However, application of therapeutic hypothermia has been credited to the great enhancement of survival rates from such sudden cardiac arrests with a huge influence on the long-term neurologically intact survival too. Further research and animal tests also point, importantly, that the earlier the hypothermia is induced, the better and higher the patient’s outcome and survival rates (Bader, 2011).
Therapeutic hypothermia, also termed protective hypothermia, is a medical procedure involving reduction of a patient’s body temperature so as to help lower the chances of ischemic injury to tissues after a term of insufficient blood flow and can significantly improve the rates of long-term neurologically intact survival. This insufficient blood flow can be a result of several factors such as in the circumstance of a stroke, occlusion of an artery by an embolism, or cardiac arrest. However, in the case of cardiac arrests, the essence of use maybe debated since temperatures of 36˚C (97˚F) basically have similar effects as at the hypothermal 33˚C (91˚F) (Alzaga, Cerdan & Varon, 2006).
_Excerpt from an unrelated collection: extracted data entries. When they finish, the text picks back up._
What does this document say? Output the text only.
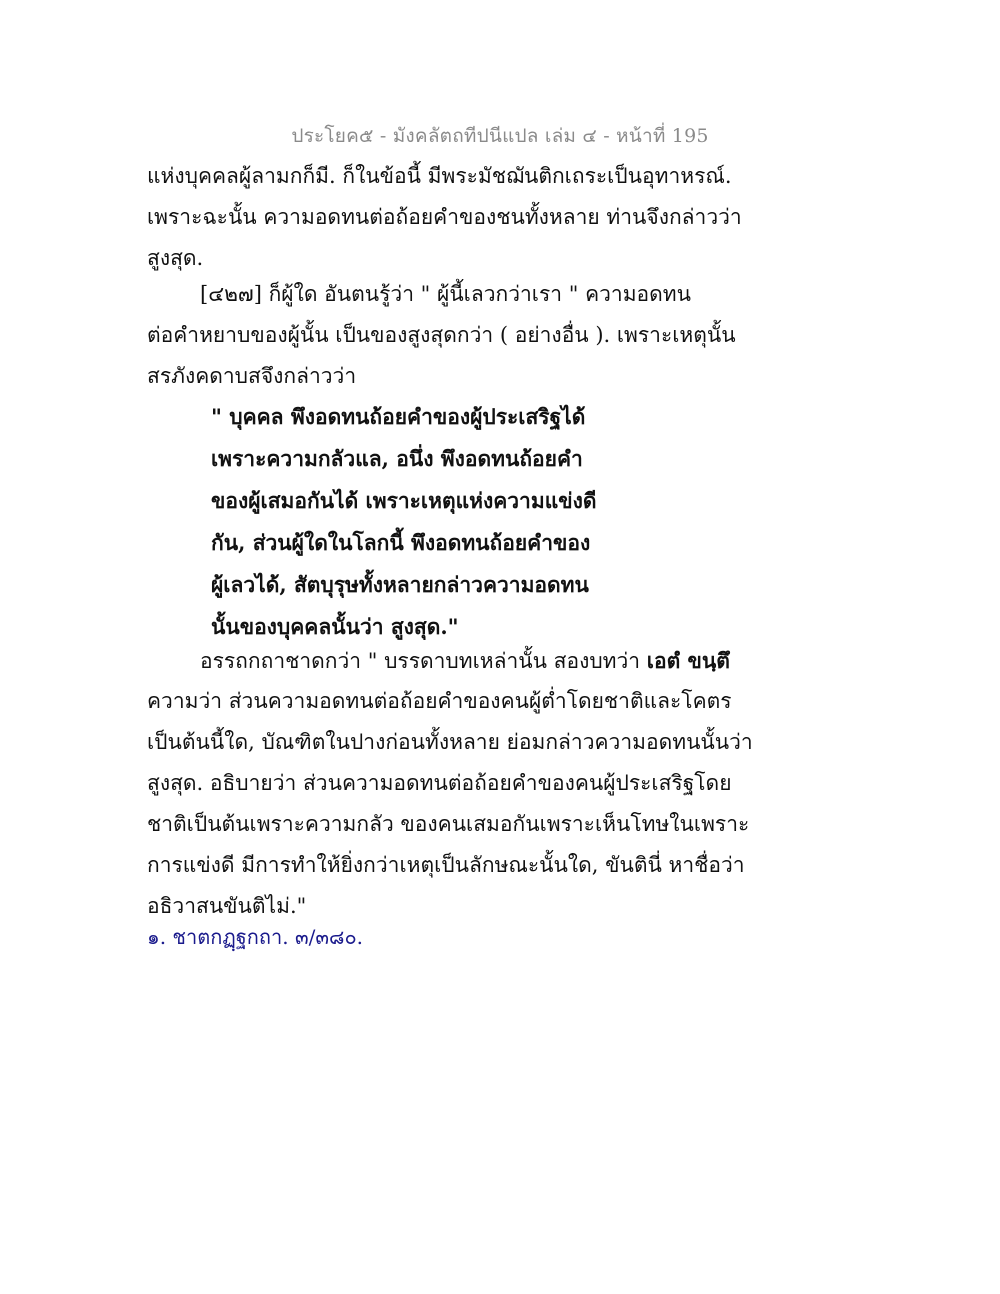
ประโยค๕ - มังคลัตถทีปนีแปล เล่ม ๔ - หน้าที่ 195
แห่งบุคคลผู้ลามกก็มี. ก็ในข้อนี้ มีพระมัชฌันติกเถระเป็นอุทาหรณ์.
เพราะฉะนั้น ความอดทนต่อถ้อยคำของชนทั้งหลาย ท่านจึงกล่าวว่า
สูงสุด.
[๔๒๗] ก็ผู้ใด อันตนรู้ว่า " ผู้นี้เลวกว่าเรา " ความอดทน
ต่อคำหยาบของผู้นั้น เป็นของสูงสุดกว่า ( อย่างอื่น ). เพราะเหตุนั้น
สรภังคดาบสจึงกล่าวว่า
" บุคคล พึงอดทนถ้อยคำของผู้ประเสริฐได้
เพราะความกลัวแล, อนึ่ง พึงอดทนถ้อยคำ
ของผู้เสมอกันได้ เพราะเหตุแห่งความแข่งดี
กัน, ส่วนผู้ใดในโลกนี้ พึงอดทนถ้อยคำของ
ผู้เลวได้, สัตบุรุษทั้งหลายกล่าวความอดทน
นั้นของบุคคลนั้นว่า สูงสุด."
อรรถกถาชาดกว่า " บรรดาบทเหล่านั้น สองบทว่า เอตํ ขนฺตึ
ความว่า ส่วนความอดทนต่อถ้อยคำของคนผู้ต่ำโดยชาติและโคตร
เป็นต้นนี้ใด, บัณฑิตในปางก่อนทั้งหลาย ย่อมกล่าวความอดทนนั้นว่า
สูงสุด. อธิบายว่า ส่วนความอดทนต่อถ้อยคำของคนผู้ประเสริฐโดย
ชาติเป็นต้นเพราะความกลัว ของคนเสมอกันเพราะเห็นโทษในเพราะ
การแข่งดี มีการทำให้ยิ่งกว่าเหตุเป็นลักษณะนั้นใด, ขันตินี่ หาชื่อว่า
อธิวาสนขันติไม่."
๑. ชาตกฏฺฐกถา. ๓/๓๘๐.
Therapeutic hypothermia can be incited either through invasive methods or non-invasive methods. Induction by the non-invasive methods involve surface cooling with ice packs, surface cooling helmets, cool caps, application of a cold water blanket or/ and clothing directly to the patient’s skin surface. Invasive means on the other hand employ the use of a catheter placed in the inferior vena cava through the femoral vein, internal cooling methods through the infusion of cold fluids or trans-nasal evaporative cooling (Brooks, 2010).
There exist five major medical conditions that therapeutic hypothermia treats effectively. These include cardiac arrest, neonatal encephalopathy, ischemic stroke, neurogenic fever (after brain trauma) and a spinal cord injury without damage.